Which brings me to my second observation, when the film didn't make enough money in the states, it was basically cancelled overseas. Now I know America is amazing and all but a lot of money is made overseas when it comes to films. Look at movies like, The Mortal Instruments, which didn't make much here in the states but made a bulk of money overseas. Another thing to mention, in regards to The Mortal Instruments, is that their studio actually believed in the film and despite bad reviews (and bad box office numbers) they went along with the premieres overseas and brought their numbers way up! Vampire Academy on the other hand, their studio cancelled things and just let the film die a slow and painful death. Yes it is being released in special engagements but the film was released July 3rd in Australia and will be released Monday in other parts of the world. Why did they not try to salvage the film and promote, promote, promote! Another thing, why did they wait so long between releasing the film in the states vs releasing the film in other parts of the world. Hey everyone matters, there are fans all over the world, maybe you should cater to them and make a profit. I truly believe if the studio was truly behind the film, it could have at least made a bit of a profit but once it died here in the states, they killed it everywhere which was their biggest mistake. You have Australian, British, American, Russian etc.. actors, capitalize on these actors and use them to help your film do better! With such a great ensemble cast, they could have done so much more with the film then what they did.
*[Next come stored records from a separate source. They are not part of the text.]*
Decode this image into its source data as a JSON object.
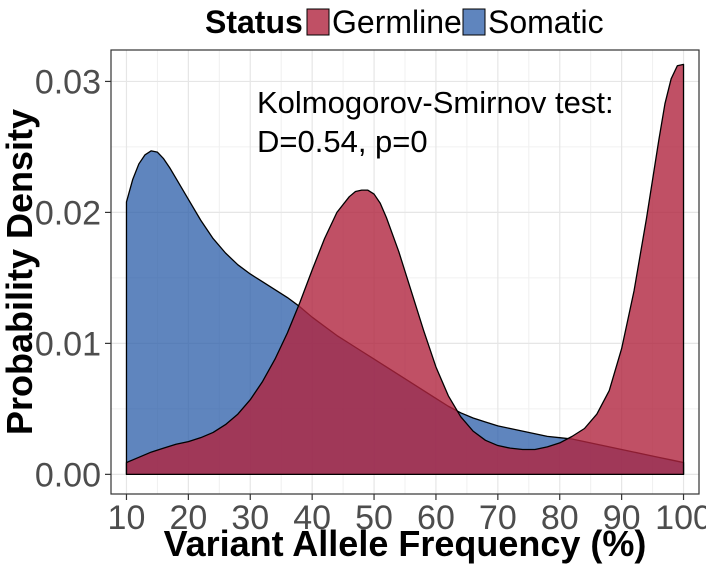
{
  "chart_data": {
    "type": "area",
    "xlabel": "Variant Allele Frequency (%)",
    "ylabel": "Probability Density",
    "xlim": [
      7.5,
      102.5
    ],
    "ylim": [
      -0.0015,
      0.0324
    ],
    "x_ticks": [
      10,
      20,
      30,
      40,
      50,
      60,
      70,
      80,
      90,
      100
    ],
    "x_tick_labels": [
      "10",
      "20",
      "30",
      "40",
      "50",
      "60",
      "70",
      "80",
      "90",
      "100"
    ],
    "y_ticks": [
      0,
      0.01,
      0.02,
      0.03
    ],
    "y_tick_labels": [
      "0.00",
      "0.01",
      "0.02",
      "0.03"
    ],
    "grid": true,
    "legend": {
      "title": "Status",
      "position": "top",
      "entries": [
        {
          "name": "Germline",
          "color": "#b0243f"
        },
        {
          "name": "Somatic",
          "color": "#2a5ca8"
        }
      ]
    },
    "annotation": {
      "lines": [
        "Kolmogorov-Smirnov test:",
        "D=0.54, p=0"
      ]
    },
    "series": [
      {
        "name": "Somatic",
        "color": "#2a5ca8",
        "opacity": 0.75,
        "x": [
          10,
          11,
          12,
          13,
          14,
          15,
          16,
          17,
          18,
          20,
          22,
          24,
          26,
          28,
          30,
          32,
          34,
          36,
          38,
          40,
          42,
          44,
          46,
          48,
          50,
          52,
          54,
          56,
          58,
          60,
          62,
          64,
          66,
          68,
          70,
          72,
          74,
          76,
          78,
          80,
          82,
          84,
          86,
          88,
          90,
          92,
          94,
          96,
          98,
          100
        ],
        "y": [
          0.0208,
          0.0225,
          0.0237,
          0.0244,
          0.0247,
          0.0246,
          0.0241,
          0.0234,
          0.0226,
          0.021,
          0.0194,
          0.018,
          0.0169,
          0.016,
          0.0153,
          0.0147,
          0.0141,
          0.0135,
          0.0128,
          0.012,
          0.0113,
          0.0106,
          0.01,
          0.0094,
          0.0088,
          0.0082,
          0.0076,
          0.007,
          0.0064,
          0.0058,
          0.0052,
          0.0047,
          0.0043,
          0.004,
          0.0037,
          0.0035,
          0.0033,
          0.0031,
          0.0029,
          0.0028,
          0.0027,
          0.0025,
          0.0023,
          0.0021,
          0.0019,
          0.0017,
          0.0015,
          0.0013,
          0.0011,
          0.0009
        ]
      },
      {
        "name": "Germline",
        "color": "#b0243f",
        "opacity": 0.8,
        "x": [
          10,
          12,
          14,
          16,
          18,
          20,
          22,
          24,
          26,
          28,
          30,
          32,
          34,
          36,
          38,
          40,
          42,
          44,
          46,
          47,
          48,
          49,
          50,
          51,
          52,
          54,
          56,
          58,
          60,
          62,
          64,
          66,
          68,
          70,
          72,
          74,
          76,
          78,
          80,
          82,
          84,
          86,
          88,
          90,
          92,
          94,
          96,
          97,
          98,
          99,
          100
        ],
        "y": [
          0.0009,
          0.0013,
          0.0017,
          0.002,
          0.0023,
          0.0025,
          0.0028,
          0.0032,
          0.0038,
          0.0046,
          0.0057,
          0.0071,
          0.0088,
          0.0108,
          0.0131,
          0.0156,
          0.018,
          0.02,
          0.0212,
          0.0216,
          0.0217,
          0.0217,
          0.0214,
          0.0207,
          0.0196,
          0.017,
          0.014,
          0.011,
          0.0082,
          0.006,
          0.0044,
          0.0033,
          0.0026,
          0.0022,
          0.002,
          0.0019,
          0.0019,
          0.0021,
          0.0024,
          0.0029,
          0.0035,
          0.0046,
          0.0064,
          0.0096,
          0.014,
          0.0195,
          0.0255,
          0.0283,
          0.0302,
          0.0312,
          0.0313
        ]
      }
    ]
  }
}
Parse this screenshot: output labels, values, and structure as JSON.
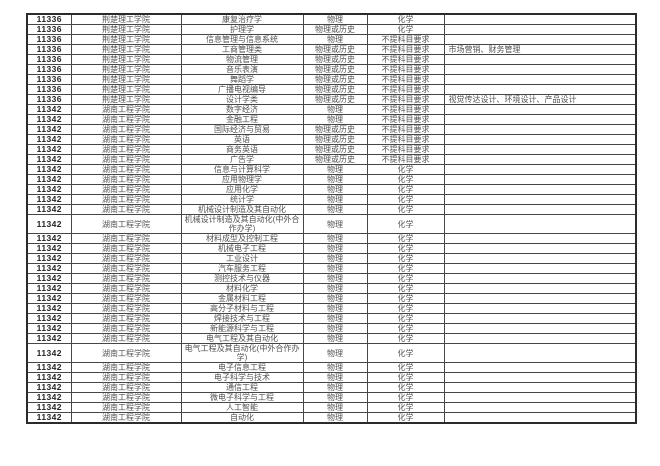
{
  "colors": {
    "text_gray": "#525252",
    "code_color": "#242424",
    "border_color": "#464646",
    "background": "#ffffff"
  },
  "table": {
    "rows": [
      {
        "code": "11336",
        "school": "荆楚理工学院",
        "major": "康复治疗学",
        "subject": "物理",
        "requirement": "化学",
        "note": ""
      },
      {
        "code": "11336",
        "school": "荆楚理工学院",
        "major": "护理学",
        "subject": "物理或历史",
        "requirement": "化学",
        "note": ""
      },
      {
        "code": "11336",
        "school": "荆楚理工学院",
        "major": "信息管理与信息系统",
        "subject": "物理",
        "requirement": "不提科目要求",
        "note": ""
      },
      {
        "code": "11336",
        "school": "荆楚理工学院",
        "major": "工商管理类",
        "subject": "物理或历史",
        "requirement": "不提科目要求",
        "note": "市场营销、财务管理"
      },
      {
        "code": "11336",
        "school": "荆楚理工学院",
        "major": "物流管理",
        "subject": "物理或历史",
        "requirement": "不提科目要求",
        "note": ""
      },
      {
        "code": "11336",
        "school": "荆楚理工学院",
        "major": "音乐表演",
        "subject": "物理或历史",
        "requirement": "不提科目要求",
        "note": ""
      },
      {
        "code": "11336",
        "school": "荆楚理工学院",
        "major": "舞蹈学",
        "subject": "物理或历史",
        "requirement": "不提科目要求",
        "note": ""
      },
      {
        "code": "11336",
        "school": "荆楚理工学院",
        "major": "广播电视编导",
        "subject": "物理或历史",
        "requirement": "不提科目要求",
        "note": ""
      },
      {
        "code": "11336",
        "school": "荆楚理工学院",
        "major": "设计学类",
        "subject": "物理或历史",
        "requirement": "不提科目要求",
        "note": "视觉传达设计、环境设计、产品设计"
      },
      {
        "code": "11342",
        "school": "湖南工程学院",
        "major": "数字经济",
        "subject": "物理",
        "requirement": "不提科目要求",
        "note": ""
      },
      {
        "code": "11342",
        "school": "湖南工程学院",
        "major": "金融工程",
        "subject": "物理",
        "requirement": "不提科目要求",
        "note": ""
      },
      {
        "code": "11342",
        "school": "湖南工程学院",
        "major": "国际经济与贸易",
        "subject": "物理或历史",
        "requirement": "不提科目要求",
        "note": ""
      },
      {
        "code": "11342",
        "school": "湖南工程学院",
        "major": "英语",
        "subject": "物理或历史",
        "requirement": "不提科目要求",
        "note": ""
      },
      {
        "code": "11342",
        "school": "湖南工程学院",
        "major": "商务英语",
        "subject": "物理或历史",
        "requirement": "不提科目要求",
        "note": ""
      },
      {
        "code": "11342",
        "school": "湖南工程学院",
        "major": "广告学",
        "subject": "物理或历史",
        "requirement": "不提科目要求",
        "note": ""
      },
      {
        "code": "11342",
        "school": "湖南工程学院",
        "major": "信息与计算科学",
        "subject": "物理",
        "requirement": "化学",
        "note": ""
      },
      {
        "code": "11342",
        "school": "湖南工程学院",
        "major": "应用物理学",
        "subject": "物理",
        "requirement": "化学",
        "note": ""
      },
      {
        "code": "11342",
        "school": "湖南工程学院",
        "major": "应用化学",
        "subject": "物理",
        "requirement": "化学",
        "note": ""
      },
      {
        "code": "11342",
        "school": "湖南工程学院",
        "major": "统计学",
        "subject": "物理",
        "requirement": "化学",
        "note": ""
      },
      {
        "code": "11342",
        "school": "湖南工程学院",
        "major": "机械设计制造及其自动化",
        "subject": "物理",
        "requirement": "化学",
        "note": ""
      },
      {
        "code": "11342",
        "school": "湖南工程学院",
        "major": "机械设计制造及其自动化(中外合作办学)",
        "subject": "物理",
        "requirement": "化学",
        "note": ""
      },
      {
        "code": "11342",
        "school": "湖南工程学院",
        "major": "材料成型及控制工程",
        "subject": "物理",
        "requirement": "化学",
        "note": ""
      },
      {
        "code": "11342",
        "school": "湖南工程学院",
        "major": "机械电子工程",
        "subject": "物理",
        "requirement": "化学",
        "note": ""
      },
      {
        "code": "11342",
        "school": "湖南工程学院",
        "major": "工业设计",
        "subject": "物理",
        "requirement": "化学",
        "note": ""
      },
      {
        "code": "11342",
        "school": "湖南工程学院",
        "major": "汽车服务工程",
        "subject": "物理",
        "requirement": "化学",
        "note": ""
      },
      {
        "code": "11342",
        "school": "湖南工程学院",
        "major": "测控技术与仪器",
        "subject": "物理",
        "requirement": "化学",
        "note": ""
      },
      {
        "code": "11342",
        "school": "湖南工程学院",
        "major": "材料化学",
        "subject": "物理",
        "requirement": "化学",
        "note": ""
      },
      {
        "code": "11342",
        "school": "湖南工程学院",
        "major": "金属材料工程",
        "subject": "物理",
        "requirement": "化学",
        "note": ""
      },
      {
        "code": "11342",
        "school": "湖南工程学院",
        "major": "高分子材料与工程",
        "subject": "物理",
        "requirement": "化学",
        "note": ""
      },
      {
        "code": "11342",
        "school": "湖南工程学院",
        "major": "焊接技术与工程",
        "subject": "物理",
        "requirement": "化学",
        "note": ""
      },
      {
        "code": "11342",
        "school": "湖南工程学院",
        "major": "新能源科学与工程",
        "subject": "物理",
        "requirement": "化学",
        "note": ""
      },
      {
        "code": "11342",
        "school": "湖南工程学院",
        "major": "电气工程及其自动化",
        "subject": "物理",
        "requirement": "化学",
        "note": ""
      },
      {
        "code": "11342",
        "school": "湖南工程学院",
        "major": "电气工程及其自动化(中外合作办学)",
        "subject": "物理",
        "requirement": "化学",
        "note": ""
      },
      {
        "code": "11342",
        "school": "湖南工程学院",
        "major": "电子信息工程",
        "subject": "物理",
        "requirement": "化学",
        "note": ""
      },
      {
        "code": "11342",
        "school": "湖南工程学院",
        "major": "电子科学与技术",
        "subject": "物理",
        "requirement": "化学",
        "note": ""
      },
      {
        "code": "11342",
        "school": "湖南工程学院",
        "major": "通信工程",
        "subject": "物理",
        "requirement": "化学",
        "note": ""
      },
      {
        "code": "11342",
        "school": "湖南工程学院",
        "major": "微电子科学与工程",
        "subject": "物理",
        "requirement": "化学",
        "note": ""
      },
      {
        "code": "11342",
        "school": "湖南工程学院",
        "major": "人工智能",
        "subject": "物理",
        "requirement": "化学",
        "note": ""
      },
      {
        "code": "11342",
        "school": "湖南工程学院",
        "major": "自动化",
        "subject": "物理",
        "requirement": "化学",
        "note": ""
      }
    ]
  }
}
I can only hope that in the coming week(s) were, as fans, get some good news and that they will go ahead and make the Frostbite sequel. Understandably, the entertainment industry isn't known to give second chances to films that do not make back their budget but maybe they need to look at the big picture and realize that it wasn't the fans fault that the film didn't make money but it was majorily their fault. There were so many opportunities to make this franchise huge and make a lot of money off of it but instead they sat back, watched and hope that the series would stand on its own and just make millions of dollars. It is clear that the cast enjoyed working on the film and working with each other but it is a shame that the studio didn't seem to have the same admiration. I believe in second chances and can only hope that they do make a second film and revive a franchise with so much potential.